Employees communicating at breakneck speed make mistakes. They forget, cross boundaries that exist for a reason, make sloppy errors, offend clients, spread rumors and gossip that would never travel through offline channels, work well past the point where their contributions are helpful, burn out and break down and then have trouble shutting down and recuperating.

Freeman touches on the fact that multitasking and the always-on world of connectivity has smashed the barrier between work and personal time. This in turn has “put us under great physical and mental strain, altering our brain chemistry and daily needs. It has isolated us from the people with whom we live, siphoning us away from real-world places where we gather.”
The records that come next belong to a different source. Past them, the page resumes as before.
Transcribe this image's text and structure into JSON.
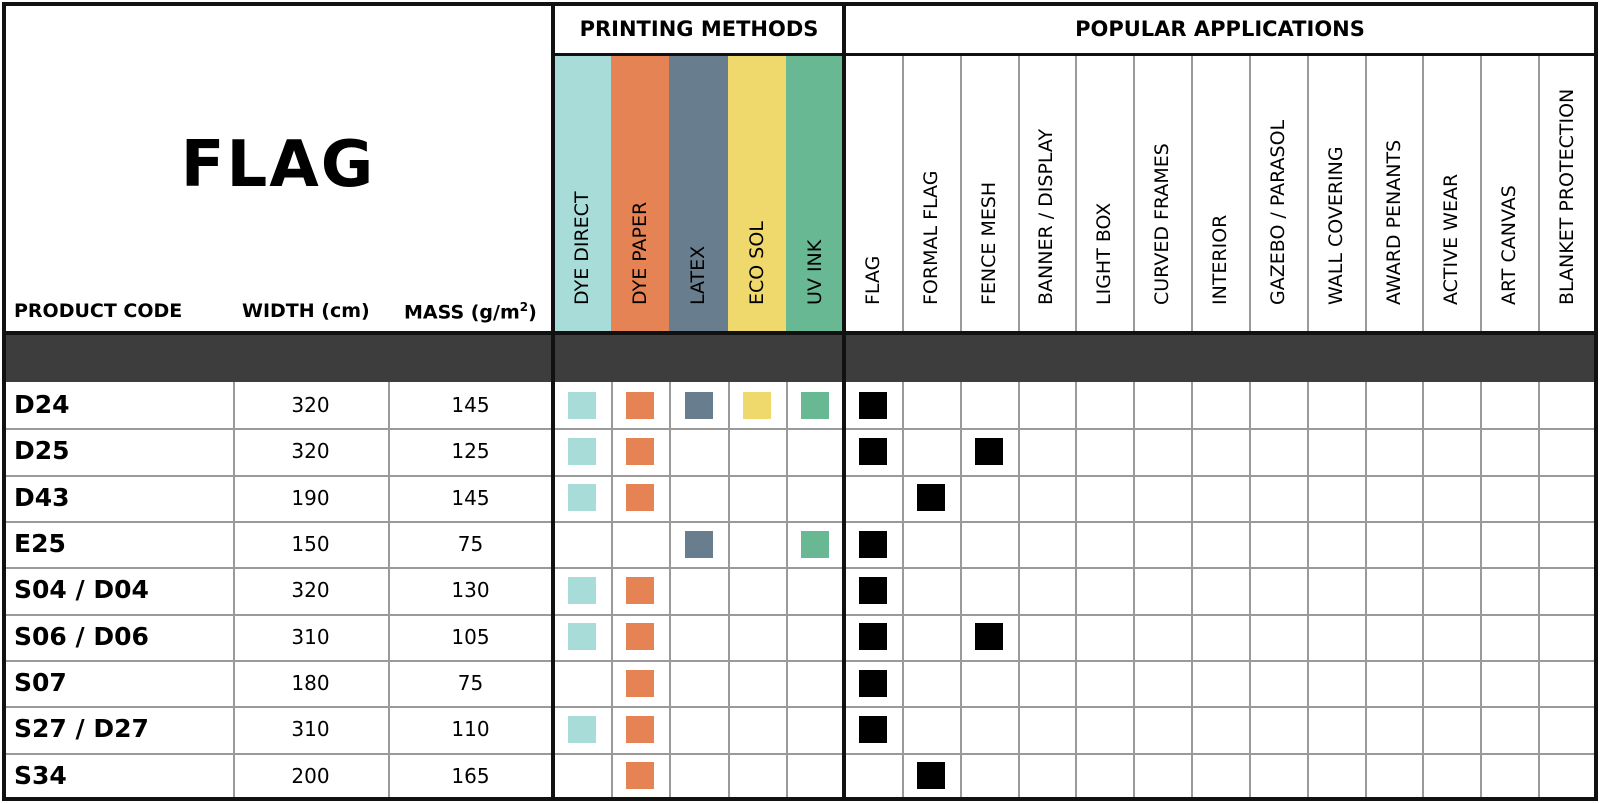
{
  "title": "FLAG",
  "headers": {
    "product_code": "PRODUCT CODE",
    "width": "WIDTH (cm)",
    "mass_prefix": "MASS (g/m",
    "mass_sup": "2",
    "mass_suffix": ")",
    "printing_methods": "PRINTING METHODS",
    "popular_applications": "POPULAR APPLICATIONS"
  },
  "printing_methods": [
    {
      "id": "dye-direct",
      "label": "DYE DIRECT",
      "color": "#a8dcd9"
    },
    {
      "id": "dye-paper",
      "label": "DYE PAPER",
      "color": "#e58354"
    },
    {
      "id": "latex",
      "label": "LATEX",
      "color": "#687d8d"
    },
    {
      "id": "eco-sol",
      "label": "ECO SOL",
      "color": "#efd96d"
    },
    {
      "id": "uv-ink",
      "label": "UV INK",
      "color": "#68b893"
    }
  ],
  "applications": [
    "FLAG",
    "FORMAL FLAG",
    "FENCE MESH",
    "BANNER / DISPLAY",
    "LIGHT BOX",
    "CURVED FRAMES",
    "INTERIOR",
    "GAZEBO / PARASOL",
    "WALL COVERING",
    "AWARD PENANTS",
    "ACTIVE WEAR",
    "ART CANVAS",
    "BLANKET PROTECTION"
  ],
  "colors": {
    "separator_band": "#3d3d3d",
    "grid_line": "#9a9a9a",
    "border": "#111111",
    "application_mark": "#000000"
  },
  "rows": [
    {
      "code": "D24",
      "width": "320",
      "mass": "145",
      "methods": [
        1,
        1,
        1,
        1,
        1
      ],
      "apps": [
        1,
        0,
        0,
        0,
        0,
        0,
        0,
        0,
        0,
        0,
        0,
        0,
        0
      ]
    },
    {
      "code": "D25",
      "width": "320",
      "mass": "125",
      "methods": [
        1,
        1,
        0,
        0,
        0
      ],
      "apps": [
        1,
        0,
        1,
        0,
        0,
        0,
        0,
        0,
        0,
        0,
        0,
        0,
        0
      ]
    },
    {
      "code": "D43",
      "width": "190",
      "mass": "145",
      "methods": [
        1,
        1,
        0,
        0,
        0
      ],
      "apps": [
        0,
        1,
        0,
        0,
        0,
        0,
        0,
        0,
        0,
        0,
        0,
        0,
        0
      ]
    },
    {
      "code": "E25",
      "width": "150",
      "mass": "75",
      "methods": [
        0,
        0,
        1,
        0,
        1
      ],
      "apps": [
        1,
        0,
        0,
        0,
        0,
        0,
        0,
        0,
        0,
        0,
        0,
        0,
        0
      ]
    },
    {
      "code": "S04 / D04",
      "width": "320",
      "mass": "130",
      "methods": [
        1,
        1,
        0,
        0,
        0
      ],
      "apps": [
        1,
        0,
        0,
        0,
        0,
        0,
        0,
        0,
        0,
        0,
        0,
        0,
        0
      ]
    },
    {
      "code": "S06 / D06",
      "width": "310",
      "mass": "105",
      "methods": [
        1,
        1,
        0,
        0,
        0
      ],
      "apps": [
        1,
        0,
        1,
        0,
        0,
        0,
        0,
        0,
        0,
        0,
        0,
        0,
        0
      ]
    },
    {
      "code": "S07",
      "width": "180",
      "mass": "75",
      "methods": [
        0,
        1,
        0,
        0,
        0
      ],
      "apps": [
        1,
        0,
        0,
        0,
        0,
        0,
        0,
        0,
        0,
        0,
        0,
        0,
        0
      ]
    },
    {
      "code": "S27 / D27",
      "width": "310",
      "mass": "110",
      "methods": [
        1,
        1,
        0,
        0,
        0
      ],
      "apps": [
        1,
        0,
        0,
        0,
        0,
        0,
        0,
        0,
        0,
        0,
        0,
        0,
        0
      ]
    },
    {
      "code": "S34",
      "width": "200",
      "mass": "165",
      "methods": [
        0,
        1,
        0,
        0,
        0
      ],
      "apps": [
        0,
        1,
        0,
        0,
        0,
        0,
        0,
        0,
        0,
        0,
        0,
        0,
        0
      ]
    }
  ]
}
I know, fun stuff. In the end, Freeman circles back to an argument that fits with the findings of the above study: “We can store a limited amount of information in our brains and have it at our disposal at any one time.”

Figure out how many tasks you can handle at once and your brain — and hopefully your boss — will thank you.

One Response to “Multitasking Myths and the Argument for Slow Work”

  1. Chris Rugh says:

    Showing that multi-tasking isn’t all that efficient. Why multitasking sucks?